Humboldt, Wilhelm von
Von Dr. Michael von Prollius
Wilhelm von Humboldt zählt zu den großen Freiheitsdenkern in Europa und stellt auch als Bildungsreformer und scharfsinniger Gelehrter, der wiederholt im vorwiegend diplomatischen Staatsdienst tätig war, eine Ausnahmeerscheinung in Deutschland dar. Zusammen mit seinem Bruder Alexander, dem berühmten Naturforscher, zählt er zu den einflussreichen Persönlichkeiten deutscher Kulturgeschichte. Der Mitbegründer der Berliner Universität, die heute seinen Namen trägt, beschäftigte sich intensiv mit Bildung, Sprache, Literatur und Kunst.

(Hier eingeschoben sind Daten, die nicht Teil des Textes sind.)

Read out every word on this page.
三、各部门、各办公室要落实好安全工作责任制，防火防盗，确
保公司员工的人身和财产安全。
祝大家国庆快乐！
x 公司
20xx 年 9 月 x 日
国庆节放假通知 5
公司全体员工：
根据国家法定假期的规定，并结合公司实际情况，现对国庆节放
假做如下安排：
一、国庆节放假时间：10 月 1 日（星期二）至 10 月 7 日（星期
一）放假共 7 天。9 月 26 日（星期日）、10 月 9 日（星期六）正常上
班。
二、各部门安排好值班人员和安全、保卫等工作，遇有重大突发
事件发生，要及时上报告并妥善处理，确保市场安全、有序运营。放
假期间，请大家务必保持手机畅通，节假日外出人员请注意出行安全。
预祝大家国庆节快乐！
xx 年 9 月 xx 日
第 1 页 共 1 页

In seiner 1792 vollendeten, aber erst nach seinem Tod publizierten Schrift „Grenzen der Wirksamkeit des Staates“ führte Humboldt den Staatszweck auf die Frage nach dem Zweck des Menschen zurück. Als vornehmste Aufgabe eines jeden Menschen, die jeder nur selbst leisten kann, sieht Humboldt die „proportionierlichste Bildung der Kräfte des Einzelnen zu einem Ganzen“. Die Aufgabe des Staates ist es, als prinzipieller Störer der Selbstbildung des individuellen Bürgers, dessen Entwicklung und Entfaltung nicht zu behindern.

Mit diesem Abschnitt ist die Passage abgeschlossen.